Tuesday, March 23, 2010

You (can't) kill(ed) my spirit

After a particularly bad beating one day my abuser started showing his remorse like he did most of the time i told him "You are killing my spirit" I wish I knew then what i know now. The fact is the second those words left my mouth I should have packed up and got the hell out! But I stayed on and endured more. With ever attack a little more of me died away. There was a time I didn't know if I would ever know who I was again. In the last 5 months I have gotten to know me and I realize I am pretty awesome. I know I deserve happiness. Happiness and Love does not come via physical attacks but rather the feeling of safety and security. The hands of the person you love should never hurt.

Saturday, March 13, 2010

Overload

My brain is so overloaded right now. Can't process all the feelings I am feeling. Don't like that feeling to much. Trying to remember FEELINGS AREN'T FACT.

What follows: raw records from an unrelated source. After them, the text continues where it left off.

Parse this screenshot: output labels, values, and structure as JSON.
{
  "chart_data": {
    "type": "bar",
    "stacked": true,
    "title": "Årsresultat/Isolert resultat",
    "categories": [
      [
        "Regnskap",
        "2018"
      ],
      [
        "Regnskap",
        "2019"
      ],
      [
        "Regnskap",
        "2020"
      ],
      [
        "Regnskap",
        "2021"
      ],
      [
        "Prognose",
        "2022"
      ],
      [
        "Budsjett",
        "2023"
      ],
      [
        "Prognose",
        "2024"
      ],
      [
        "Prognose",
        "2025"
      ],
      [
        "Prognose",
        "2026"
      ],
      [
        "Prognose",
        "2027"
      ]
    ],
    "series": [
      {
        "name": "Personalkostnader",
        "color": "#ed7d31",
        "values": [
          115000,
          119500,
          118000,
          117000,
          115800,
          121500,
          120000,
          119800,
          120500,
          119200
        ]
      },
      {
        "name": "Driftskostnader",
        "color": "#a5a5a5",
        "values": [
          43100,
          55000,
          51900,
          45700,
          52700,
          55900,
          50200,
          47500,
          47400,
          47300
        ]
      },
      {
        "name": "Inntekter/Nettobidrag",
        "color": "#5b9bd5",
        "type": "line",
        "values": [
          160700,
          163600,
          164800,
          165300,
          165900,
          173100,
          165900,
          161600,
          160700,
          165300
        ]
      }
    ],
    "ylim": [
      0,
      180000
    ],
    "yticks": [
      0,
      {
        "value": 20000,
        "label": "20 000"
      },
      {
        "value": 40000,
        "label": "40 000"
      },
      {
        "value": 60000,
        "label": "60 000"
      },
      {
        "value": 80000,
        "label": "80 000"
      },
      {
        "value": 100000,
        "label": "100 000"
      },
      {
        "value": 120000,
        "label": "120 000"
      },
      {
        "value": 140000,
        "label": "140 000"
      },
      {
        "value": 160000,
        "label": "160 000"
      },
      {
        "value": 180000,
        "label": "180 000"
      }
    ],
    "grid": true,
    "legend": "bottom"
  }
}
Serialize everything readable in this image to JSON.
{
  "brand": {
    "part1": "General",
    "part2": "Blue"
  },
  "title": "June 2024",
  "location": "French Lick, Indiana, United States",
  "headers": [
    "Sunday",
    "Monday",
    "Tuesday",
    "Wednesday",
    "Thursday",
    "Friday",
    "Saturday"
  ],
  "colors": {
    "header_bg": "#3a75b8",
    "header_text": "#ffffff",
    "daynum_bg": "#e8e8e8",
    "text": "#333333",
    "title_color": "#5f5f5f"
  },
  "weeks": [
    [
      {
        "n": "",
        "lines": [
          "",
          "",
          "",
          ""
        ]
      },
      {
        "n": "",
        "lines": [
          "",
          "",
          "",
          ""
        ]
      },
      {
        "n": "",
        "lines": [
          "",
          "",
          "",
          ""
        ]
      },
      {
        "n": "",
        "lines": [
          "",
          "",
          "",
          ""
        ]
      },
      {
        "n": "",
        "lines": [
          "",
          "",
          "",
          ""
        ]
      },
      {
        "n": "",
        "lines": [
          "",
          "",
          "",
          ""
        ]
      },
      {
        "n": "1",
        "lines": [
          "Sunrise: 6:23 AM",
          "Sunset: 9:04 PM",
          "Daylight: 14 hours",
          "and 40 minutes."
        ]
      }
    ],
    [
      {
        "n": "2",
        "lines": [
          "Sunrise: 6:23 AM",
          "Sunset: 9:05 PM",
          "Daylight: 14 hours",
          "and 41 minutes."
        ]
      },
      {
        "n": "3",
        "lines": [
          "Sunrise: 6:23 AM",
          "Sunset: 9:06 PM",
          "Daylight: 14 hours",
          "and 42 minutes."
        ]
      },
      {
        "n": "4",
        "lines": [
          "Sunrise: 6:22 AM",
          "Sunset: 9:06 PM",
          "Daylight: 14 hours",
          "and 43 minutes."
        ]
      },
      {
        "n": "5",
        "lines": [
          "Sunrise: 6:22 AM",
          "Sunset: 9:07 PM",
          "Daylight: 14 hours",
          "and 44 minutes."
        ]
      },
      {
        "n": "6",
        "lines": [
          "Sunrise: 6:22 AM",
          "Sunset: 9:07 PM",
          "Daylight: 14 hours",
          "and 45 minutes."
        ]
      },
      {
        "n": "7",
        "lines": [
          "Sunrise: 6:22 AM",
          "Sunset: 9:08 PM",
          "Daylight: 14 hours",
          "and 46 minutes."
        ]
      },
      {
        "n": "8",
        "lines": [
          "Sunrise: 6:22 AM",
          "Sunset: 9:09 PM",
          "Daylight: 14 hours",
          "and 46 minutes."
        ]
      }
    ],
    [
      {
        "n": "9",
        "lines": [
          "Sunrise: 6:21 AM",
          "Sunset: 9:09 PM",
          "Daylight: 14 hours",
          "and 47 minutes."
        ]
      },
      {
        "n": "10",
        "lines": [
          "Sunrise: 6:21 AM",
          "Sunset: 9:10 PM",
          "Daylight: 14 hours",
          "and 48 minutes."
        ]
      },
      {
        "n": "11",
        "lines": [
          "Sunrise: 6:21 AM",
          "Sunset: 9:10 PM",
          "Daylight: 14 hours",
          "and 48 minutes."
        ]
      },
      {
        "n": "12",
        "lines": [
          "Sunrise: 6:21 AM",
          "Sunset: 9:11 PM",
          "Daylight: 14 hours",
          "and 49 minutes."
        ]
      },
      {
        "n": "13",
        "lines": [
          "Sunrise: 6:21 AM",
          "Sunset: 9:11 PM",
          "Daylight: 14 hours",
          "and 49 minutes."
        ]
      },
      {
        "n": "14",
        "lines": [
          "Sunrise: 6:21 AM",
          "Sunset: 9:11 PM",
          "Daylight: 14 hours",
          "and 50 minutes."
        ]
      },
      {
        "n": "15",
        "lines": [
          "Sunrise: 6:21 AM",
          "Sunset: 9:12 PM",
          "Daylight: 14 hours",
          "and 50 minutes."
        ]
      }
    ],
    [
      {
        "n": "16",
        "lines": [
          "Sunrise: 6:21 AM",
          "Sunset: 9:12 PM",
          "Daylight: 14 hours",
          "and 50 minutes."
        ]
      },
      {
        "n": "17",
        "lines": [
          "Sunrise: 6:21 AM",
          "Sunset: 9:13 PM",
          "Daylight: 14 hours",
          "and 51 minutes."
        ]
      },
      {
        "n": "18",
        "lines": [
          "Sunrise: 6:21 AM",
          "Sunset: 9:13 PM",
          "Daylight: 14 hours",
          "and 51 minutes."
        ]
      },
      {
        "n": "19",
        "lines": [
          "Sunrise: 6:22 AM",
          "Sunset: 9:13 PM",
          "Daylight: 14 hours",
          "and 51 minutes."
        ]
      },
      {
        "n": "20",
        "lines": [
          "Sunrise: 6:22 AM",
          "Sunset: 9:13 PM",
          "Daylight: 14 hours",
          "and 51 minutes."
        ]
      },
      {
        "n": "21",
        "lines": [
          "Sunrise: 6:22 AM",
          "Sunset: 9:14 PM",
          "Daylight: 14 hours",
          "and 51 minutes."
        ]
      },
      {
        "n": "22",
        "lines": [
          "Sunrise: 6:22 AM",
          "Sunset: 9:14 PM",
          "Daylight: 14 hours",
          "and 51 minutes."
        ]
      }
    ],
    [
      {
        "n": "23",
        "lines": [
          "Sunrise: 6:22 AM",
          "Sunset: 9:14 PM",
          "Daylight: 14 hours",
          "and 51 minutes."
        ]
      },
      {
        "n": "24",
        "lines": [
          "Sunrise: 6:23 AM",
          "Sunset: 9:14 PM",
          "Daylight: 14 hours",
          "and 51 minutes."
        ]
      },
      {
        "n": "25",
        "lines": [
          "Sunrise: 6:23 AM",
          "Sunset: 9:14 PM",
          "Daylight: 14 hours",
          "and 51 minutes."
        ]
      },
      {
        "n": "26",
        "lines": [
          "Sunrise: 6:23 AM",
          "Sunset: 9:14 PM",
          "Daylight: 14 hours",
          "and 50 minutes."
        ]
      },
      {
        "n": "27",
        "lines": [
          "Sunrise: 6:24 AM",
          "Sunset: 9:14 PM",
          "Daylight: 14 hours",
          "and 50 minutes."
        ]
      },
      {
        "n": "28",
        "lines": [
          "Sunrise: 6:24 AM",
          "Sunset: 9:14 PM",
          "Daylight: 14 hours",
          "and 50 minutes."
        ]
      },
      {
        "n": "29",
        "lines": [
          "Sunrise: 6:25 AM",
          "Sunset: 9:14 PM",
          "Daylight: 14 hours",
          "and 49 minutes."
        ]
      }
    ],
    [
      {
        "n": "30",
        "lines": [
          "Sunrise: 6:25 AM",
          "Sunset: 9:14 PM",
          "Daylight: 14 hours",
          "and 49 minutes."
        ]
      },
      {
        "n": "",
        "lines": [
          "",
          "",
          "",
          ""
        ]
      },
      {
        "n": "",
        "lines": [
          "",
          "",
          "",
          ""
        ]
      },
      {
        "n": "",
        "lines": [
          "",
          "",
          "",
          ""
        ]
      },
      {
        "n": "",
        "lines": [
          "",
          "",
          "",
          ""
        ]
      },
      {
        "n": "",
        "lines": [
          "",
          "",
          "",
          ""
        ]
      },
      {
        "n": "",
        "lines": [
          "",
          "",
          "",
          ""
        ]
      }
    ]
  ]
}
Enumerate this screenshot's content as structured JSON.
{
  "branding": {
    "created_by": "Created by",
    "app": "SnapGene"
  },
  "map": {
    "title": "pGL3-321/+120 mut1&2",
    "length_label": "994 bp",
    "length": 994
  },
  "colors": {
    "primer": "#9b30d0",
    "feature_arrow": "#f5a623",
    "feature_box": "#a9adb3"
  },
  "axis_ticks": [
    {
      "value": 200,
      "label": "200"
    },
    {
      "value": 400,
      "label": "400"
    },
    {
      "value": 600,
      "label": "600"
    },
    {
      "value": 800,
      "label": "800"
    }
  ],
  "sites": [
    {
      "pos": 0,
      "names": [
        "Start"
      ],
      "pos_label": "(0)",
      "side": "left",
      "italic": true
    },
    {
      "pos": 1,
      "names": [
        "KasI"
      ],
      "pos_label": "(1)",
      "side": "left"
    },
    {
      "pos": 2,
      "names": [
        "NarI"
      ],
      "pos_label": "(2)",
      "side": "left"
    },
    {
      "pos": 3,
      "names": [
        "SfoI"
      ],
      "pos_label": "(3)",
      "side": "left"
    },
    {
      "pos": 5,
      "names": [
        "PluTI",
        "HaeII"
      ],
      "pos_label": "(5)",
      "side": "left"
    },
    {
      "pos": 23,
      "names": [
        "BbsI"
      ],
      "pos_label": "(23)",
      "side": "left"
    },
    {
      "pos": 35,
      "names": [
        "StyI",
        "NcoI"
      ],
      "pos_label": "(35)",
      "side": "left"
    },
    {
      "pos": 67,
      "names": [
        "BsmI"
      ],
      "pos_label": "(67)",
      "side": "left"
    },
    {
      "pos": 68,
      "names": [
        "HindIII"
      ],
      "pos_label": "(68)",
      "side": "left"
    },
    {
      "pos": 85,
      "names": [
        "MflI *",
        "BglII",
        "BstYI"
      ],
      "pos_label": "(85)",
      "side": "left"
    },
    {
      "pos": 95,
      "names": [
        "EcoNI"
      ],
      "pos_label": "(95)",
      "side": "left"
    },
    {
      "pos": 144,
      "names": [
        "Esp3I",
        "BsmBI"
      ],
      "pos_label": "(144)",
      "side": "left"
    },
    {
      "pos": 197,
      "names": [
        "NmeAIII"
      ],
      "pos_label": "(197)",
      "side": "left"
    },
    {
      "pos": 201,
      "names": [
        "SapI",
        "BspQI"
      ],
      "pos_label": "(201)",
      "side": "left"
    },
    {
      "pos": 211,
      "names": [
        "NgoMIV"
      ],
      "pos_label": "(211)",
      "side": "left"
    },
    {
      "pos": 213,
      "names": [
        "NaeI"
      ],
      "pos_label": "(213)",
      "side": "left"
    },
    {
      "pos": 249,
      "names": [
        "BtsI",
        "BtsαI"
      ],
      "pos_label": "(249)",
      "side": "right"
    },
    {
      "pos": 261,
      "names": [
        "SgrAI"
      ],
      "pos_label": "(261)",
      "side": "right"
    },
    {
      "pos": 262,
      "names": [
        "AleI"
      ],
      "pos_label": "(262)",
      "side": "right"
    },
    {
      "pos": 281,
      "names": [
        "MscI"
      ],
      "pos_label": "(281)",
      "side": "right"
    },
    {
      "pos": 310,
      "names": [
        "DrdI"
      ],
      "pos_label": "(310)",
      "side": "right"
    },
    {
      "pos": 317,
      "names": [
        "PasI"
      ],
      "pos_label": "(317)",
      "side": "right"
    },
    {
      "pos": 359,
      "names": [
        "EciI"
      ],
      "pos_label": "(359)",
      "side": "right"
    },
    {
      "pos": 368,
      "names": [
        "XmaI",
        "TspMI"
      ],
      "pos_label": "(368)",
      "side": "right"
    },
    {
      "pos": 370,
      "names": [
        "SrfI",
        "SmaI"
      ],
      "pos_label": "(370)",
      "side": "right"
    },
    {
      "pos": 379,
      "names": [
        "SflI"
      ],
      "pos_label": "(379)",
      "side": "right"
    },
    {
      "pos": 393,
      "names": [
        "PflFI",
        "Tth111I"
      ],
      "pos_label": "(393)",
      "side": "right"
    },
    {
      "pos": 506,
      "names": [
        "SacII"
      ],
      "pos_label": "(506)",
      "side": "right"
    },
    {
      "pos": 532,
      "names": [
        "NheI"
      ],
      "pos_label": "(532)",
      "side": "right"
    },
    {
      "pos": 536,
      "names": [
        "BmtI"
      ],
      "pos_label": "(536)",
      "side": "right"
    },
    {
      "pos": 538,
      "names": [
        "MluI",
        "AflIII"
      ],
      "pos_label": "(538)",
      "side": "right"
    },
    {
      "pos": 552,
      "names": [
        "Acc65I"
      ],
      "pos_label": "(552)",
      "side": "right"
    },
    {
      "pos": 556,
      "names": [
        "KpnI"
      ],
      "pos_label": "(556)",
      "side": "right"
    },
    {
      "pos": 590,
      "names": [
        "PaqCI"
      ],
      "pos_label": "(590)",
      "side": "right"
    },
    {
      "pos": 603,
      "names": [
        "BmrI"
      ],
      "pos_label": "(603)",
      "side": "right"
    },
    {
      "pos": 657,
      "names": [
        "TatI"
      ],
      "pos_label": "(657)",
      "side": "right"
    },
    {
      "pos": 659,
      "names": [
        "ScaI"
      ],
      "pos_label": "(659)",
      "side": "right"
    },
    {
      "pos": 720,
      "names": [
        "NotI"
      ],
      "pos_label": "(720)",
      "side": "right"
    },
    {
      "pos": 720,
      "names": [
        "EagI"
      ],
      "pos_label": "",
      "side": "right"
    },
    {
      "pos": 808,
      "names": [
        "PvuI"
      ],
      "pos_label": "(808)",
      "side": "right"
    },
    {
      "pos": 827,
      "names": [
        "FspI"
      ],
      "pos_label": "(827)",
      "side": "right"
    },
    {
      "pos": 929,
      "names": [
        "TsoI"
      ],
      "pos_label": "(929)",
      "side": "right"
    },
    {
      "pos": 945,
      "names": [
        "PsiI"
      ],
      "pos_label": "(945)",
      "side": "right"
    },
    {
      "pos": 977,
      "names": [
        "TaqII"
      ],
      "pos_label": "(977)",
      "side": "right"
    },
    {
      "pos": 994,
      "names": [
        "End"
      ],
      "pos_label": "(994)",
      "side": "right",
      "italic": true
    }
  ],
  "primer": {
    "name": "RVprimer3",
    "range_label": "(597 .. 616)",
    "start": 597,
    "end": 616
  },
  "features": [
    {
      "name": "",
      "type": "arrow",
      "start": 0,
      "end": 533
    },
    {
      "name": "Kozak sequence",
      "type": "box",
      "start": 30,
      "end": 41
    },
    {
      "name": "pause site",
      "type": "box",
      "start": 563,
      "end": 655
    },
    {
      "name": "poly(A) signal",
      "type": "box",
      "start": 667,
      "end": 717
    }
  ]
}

"i need to find my sanctuary
..... someplace safe
gotta get this outta me
..... this is my escape"

Tuesday, March 2, 2010

LIAR, KILLER(?), DEMON!

My abuser always used to say," I don't know what is about you. I've never put my hands on another female." It used to kill me inside. What was it about me that would make him want to hit me? Maybe I do deserve this. While I am deeply sadden by the news I found out not too long ago I am also relieved. What he said was entirely UNTRUE! He did put his hands on another female. He beat his former girlfriend. She was smarter than me though When she left, she left for good never giving him a second chance.
He took me to the grave site of his stillborn baby once before we even started dating. Finding this out make me wonder is it his fault that baby is dead? The thought sickens me to the core.
When he would beat on me his eyes would turn dark and his face would twist up. When he beat on me he wasn't the guy I loved, he was like something out of a horror film. And when it was over his face would go soft and his eyes would well with tears and no matter how bruised or bloody I was somehow I always found myself trying to comfort him. Now I wonder was it all an act? Is he even human or is he a demon?